The theory of ownership is as follows. Because the EULA did not assign Blizzard the copyright in the customization, the modders gained copyright in those, despite the restriction that they not be used commercially. It was then free to them to transfer those rights to Valve.
A court has considered in passing whether this assignment to Valve was valid. See Blizzard Entm't, Inc. v. Lilith Games (Shanghai) Co., Ltd., No. 3:15-cv-04084-CRB (N.D. Cal. May. 16, 2017).
The judge recognized that the EULA explicitly prevented Eul and Icefrog (the modders who assigned their rights to valve) from using their creations for commercial purposes. However, because uCool "twice failed to argue that the ban prevented Eul and Icefrog from validly assigning their rights to Valve," the judge understood uCool to have waived that argument.
Thus, the status of the copyrights is still in flux. However, commentators speculate that Blizzard and Valve have an agreement/protocol for dealing with these copyright issues.
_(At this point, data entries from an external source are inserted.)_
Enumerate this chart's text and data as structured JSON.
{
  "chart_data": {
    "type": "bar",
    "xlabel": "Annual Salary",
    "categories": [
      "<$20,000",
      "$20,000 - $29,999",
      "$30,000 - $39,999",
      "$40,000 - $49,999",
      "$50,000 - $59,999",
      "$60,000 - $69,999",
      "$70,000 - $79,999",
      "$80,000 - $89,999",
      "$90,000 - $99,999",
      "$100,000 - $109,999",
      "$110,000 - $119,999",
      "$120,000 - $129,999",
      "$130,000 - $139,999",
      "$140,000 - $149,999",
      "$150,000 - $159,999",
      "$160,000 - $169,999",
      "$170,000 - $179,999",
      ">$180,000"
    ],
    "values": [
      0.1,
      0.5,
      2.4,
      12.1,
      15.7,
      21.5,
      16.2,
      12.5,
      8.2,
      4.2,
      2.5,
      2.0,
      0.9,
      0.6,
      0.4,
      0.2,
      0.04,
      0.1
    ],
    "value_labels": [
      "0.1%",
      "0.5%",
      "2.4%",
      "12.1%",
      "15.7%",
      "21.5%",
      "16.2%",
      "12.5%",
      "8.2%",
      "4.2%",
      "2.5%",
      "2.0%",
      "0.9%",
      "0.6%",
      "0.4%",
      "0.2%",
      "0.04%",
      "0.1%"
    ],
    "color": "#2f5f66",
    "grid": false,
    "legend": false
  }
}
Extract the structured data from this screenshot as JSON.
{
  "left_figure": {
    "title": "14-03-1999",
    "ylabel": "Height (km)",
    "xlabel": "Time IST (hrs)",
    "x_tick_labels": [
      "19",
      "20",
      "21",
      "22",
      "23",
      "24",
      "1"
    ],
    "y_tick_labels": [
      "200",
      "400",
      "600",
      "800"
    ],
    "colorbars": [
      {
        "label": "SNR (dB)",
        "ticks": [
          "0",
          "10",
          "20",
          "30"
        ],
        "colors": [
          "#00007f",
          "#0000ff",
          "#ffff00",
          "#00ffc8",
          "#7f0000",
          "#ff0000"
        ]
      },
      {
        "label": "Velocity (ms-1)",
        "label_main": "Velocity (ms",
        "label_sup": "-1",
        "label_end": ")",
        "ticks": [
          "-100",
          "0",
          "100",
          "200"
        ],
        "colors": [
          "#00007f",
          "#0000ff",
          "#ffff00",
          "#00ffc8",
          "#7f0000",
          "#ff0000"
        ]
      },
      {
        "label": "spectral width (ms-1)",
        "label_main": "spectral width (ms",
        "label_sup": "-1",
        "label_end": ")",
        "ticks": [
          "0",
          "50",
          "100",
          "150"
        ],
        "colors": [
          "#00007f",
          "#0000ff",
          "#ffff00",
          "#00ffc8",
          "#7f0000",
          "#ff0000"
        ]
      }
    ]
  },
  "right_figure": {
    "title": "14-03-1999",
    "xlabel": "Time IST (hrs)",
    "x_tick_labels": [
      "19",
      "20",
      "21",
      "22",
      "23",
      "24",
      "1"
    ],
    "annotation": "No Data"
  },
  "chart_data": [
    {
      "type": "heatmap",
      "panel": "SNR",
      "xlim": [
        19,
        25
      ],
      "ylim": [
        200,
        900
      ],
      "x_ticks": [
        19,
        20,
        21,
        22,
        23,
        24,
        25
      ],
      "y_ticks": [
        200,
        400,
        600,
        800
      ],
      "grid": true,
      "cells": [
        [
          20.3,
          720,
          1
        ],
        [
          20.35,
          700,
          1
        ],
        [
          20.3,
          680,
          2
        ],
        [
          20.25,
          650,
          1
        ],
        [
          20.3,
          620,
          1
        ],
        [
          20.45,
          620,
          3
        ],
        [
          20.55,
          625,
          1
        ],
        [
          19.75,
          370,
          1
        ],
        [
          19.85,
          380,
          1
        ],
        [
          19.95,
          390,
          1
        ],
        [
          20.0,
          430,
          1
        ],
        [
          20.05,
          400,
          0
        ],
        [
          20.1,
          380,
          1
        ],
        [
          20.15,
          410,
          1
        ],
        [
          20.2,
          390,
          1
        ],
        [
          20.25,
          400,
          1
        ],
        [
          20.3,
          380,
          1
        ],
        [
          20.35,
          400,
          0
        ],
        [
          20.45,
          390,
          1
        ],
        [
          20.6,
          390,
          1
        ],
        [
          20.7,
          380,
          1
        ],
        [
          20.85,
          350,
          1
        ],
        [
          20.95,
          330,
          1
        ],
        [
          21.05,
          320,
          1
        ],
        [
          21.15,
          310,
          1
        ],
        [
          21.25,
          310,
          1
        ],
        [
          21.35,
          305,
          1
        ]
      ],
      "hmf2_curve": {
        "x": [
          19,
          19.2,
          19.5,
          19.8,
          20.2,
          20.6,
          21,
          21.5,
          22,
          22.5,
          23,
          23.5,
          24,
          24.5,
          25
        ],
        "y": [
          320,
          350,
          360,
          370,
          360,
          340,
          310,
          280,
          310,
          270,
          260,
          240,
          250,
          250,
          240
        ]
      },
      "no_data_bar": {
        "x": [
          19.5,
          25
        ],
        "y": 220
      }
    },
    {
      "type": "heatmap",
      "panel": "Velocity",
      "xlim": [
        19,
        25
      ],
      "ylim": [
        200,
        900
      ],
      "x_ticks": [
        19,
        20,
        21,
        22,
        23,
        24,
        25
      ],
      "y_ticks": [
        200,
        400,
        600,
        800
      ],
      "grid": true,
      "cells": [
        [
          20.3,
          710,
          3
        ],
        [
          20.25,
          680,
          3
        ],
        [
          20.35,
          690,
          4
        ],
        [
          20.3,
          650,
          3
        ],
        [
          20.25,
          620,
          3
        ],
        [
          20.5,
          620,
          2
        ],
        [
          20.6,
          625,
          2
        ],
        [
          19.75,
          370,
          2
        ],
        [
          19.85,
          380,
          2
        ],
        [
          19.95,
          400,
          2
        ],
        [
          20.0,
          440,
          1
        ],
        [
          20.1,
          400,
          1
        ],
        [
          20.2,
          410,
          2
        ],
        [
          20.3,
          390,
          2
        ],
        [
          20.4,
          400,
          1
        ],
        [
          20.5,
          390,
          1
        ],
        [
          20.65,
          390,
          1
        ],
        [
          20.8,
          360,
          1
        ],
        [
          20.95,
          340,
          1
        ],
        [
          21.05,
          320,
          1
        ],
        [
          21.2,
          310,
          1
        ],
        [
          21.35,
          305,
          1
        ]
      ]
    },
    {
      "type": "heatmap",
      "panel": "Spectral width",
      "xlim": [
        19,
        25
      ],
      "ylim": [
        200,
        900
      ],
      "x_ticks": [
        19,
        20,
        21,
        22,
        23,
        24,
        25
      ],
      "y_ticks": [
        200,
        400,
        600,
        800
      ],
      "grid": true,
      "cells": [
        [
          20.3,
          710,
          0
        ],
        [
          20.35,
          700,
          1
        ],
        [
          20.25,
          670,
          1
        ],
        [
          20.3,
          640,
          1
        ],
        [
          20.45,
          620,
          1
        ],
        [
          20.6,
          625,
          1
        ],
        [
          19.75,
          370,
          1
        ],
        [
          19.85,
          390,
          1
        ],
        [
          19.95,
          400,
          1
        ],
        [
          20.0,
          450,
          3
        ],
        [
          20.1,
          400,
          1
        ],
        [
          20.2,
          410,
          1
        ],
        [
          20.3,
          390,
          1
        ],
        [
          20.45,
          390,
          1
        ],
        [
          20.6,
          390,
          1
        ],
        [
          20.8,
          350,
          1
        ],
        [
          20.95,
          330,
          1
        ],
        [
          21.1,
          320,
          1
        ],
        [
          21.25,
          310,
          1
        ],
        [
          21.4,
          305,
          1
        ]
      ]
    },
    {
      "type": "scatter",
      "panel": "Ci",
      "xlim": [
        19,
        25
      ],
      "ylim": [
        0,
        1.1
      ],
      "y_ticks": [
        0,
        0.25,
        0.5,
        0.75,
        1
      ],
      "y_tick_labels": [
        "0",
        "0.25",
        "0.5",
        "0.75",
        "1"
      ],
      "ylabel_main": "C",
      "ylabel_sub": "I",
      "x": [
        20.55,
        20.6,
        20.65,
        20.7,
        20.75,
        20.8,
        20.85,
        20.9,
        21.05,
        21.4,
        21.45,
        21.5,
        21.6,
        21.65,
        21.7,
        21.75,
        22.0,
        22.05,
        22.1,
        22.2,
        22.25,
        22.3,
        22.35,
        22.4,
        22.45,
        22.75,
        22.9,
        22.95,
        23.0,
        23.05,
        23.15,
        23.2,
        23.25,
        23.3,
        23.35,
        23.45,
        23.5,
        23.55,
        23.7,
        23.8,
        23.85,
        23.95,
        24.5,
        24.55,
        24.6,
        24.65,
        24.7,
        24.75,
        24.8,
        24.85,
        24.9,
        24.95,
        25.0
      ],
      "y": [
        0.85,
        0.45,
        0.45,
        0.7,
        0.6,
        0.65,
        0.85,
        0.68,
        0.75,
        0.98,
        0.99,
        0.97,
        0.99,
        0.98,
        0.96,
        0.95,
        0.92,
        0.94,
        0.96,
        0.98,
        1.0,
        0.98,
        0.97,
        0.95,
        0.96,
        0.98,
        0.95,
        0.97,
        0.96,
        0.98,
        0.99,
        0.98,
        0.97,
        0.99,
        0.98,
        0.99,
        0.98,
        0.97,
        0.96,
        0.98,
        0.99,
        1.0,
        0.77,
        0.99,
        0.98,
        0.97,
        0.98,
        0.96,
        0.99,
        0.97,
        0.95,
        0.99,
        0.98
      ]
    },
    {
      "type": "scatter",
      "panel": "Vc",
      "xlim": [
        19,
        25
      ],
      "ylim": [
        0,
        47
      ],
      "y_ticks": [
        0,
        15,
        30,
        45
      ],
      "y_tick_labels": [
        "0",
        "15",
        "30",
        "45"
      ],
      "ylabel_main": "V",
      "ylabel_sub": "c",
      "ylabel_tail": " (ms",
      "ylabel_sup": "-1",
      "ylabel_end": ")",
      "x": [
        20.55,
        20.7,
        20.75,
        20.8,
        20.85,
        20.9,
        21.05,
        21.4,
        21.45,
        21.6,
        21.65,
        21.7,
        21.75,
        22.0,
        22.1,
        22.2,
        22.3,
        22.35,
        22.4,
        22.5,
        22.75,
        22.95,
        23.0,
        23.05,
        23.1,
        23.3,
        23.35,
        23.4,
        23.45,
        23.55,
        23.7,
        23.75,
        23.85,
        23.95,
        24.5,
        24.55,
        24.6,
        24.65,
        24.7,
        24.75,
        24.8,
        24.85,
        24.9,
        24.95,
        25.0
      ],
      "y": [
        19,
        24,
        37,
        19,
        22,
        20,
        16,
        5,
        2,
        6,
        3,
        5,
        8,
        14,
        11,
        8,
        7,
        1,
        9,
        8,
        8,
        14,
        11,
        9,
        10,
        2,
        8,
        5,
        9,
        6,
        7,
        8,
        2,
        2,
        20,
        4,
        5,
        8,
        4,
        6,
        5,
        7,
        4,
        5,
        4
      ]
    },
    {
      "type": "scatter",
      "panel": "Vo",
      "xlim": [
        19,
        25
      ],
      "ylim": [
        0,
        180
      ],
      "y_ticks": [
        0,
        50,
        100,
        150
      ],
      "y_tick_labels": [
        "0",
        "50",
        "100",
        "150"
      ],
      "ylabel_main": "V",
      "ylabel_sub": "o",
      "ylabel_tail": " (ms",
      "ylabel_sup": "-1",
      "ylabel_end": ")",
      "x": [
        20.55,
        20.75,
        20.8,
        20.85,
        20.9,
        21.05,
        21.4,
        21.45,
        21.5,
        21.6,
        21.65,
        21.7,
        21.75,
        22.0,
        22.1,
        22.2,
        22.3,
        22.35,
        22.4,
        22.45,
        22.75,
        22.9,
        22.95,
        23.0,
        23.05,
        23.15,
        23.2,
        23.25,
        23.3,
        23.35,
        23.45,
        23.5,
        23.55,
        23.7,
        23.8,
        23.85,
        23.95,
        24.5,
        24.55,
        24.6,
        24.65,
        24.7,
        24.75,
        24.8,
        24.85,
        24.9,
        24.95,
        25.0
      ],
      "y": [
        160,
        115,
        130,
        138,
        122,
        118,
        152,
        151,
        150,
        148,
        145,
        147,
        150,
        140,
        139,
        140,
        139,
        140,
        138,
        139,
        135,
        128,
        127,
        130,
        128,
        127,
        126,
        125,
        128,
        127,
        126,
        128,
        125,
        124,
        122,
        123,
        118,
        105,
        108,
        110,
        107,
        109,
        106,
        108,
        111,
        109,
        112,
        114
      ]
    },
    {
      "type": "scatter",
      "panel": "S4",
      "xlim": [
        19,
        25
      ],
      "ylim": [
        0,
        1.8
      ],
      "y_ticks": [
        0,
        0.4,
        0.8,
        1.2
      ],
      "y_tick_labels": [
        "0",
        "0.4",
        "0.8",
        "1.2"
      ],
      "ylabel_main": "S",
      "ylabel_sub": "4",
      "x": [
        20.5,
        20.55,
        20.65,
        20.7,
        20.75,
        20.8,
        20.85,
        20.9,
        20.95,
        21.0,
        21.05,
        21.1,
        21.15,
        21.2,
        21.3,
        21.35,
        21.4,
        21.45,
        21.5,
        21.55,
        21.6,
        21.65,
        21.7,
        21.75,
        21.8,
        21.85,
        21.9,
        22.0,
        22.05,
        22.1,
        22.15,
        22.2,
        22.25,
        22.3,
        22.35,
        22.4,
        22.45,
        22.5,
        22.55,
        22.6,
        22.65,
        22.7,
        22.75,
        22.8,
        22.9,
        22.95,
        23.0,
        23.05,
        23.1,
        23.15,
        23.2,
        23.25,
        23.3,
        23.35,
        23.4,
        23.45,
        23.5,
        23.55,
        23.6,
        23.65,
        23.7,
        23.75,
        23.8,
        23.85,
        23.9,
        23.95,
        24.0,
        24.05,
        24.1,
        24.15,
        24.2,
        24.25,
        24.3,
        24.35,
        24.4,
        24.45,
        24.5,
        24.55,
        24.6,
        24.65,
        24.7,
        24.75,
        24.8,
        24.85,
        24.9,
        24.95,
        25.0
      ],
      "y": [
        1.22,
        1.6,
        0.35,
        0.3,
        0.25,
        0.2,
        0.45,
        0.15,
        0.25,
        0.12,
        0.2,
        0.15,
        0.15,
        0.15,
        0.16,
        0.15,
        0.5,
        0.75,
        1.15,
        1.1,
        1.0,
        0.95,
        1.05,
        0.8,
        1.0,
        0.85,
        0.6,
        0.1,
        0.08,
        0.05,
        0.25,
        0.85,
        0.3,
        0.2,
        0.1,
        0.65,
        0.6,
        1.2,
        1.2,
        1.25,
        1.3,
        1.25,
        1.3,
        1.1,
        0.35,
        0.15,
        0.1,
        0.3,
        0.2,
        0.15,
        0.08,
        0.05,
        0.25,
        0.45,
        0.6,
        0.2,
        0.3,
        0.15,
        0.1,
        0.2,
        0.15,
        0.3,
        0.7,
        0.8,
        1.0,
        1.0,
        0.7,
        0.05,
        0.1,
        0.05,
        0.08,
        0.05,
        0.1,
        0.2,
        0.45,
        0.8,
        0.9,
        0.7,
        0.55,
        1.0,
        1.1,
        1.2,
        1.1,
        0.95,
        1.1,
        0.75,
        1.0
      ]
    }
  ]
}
It would take a third-party to argue that copyright in one or more of the DotA variants is in the public domain or actually owned by some other creator and force a court to assess the copyright and validity of the assignment.2
1. Today, the language has been updated to "assign to Blizzard all of your rights, title, and interest in and to all Custom Games."
2. For one person's theory of how this could be the case, see David Nathaniel Tan, "Owning the World's Biggest eSport: Intellectual Property and DotA" (2018) 31:2 Harv. J.L. & Tech 965 at 984 (analogizing to Sherlock Holmes). I am not suggesting that a third party with no ownership interest in the copyrights would have standing to enforce Blizzard's former ToS, ELUA, or other agreements, or its copyrights. I am proposing that the third party might raise these as an arguments in defence of their own use (as uCool did).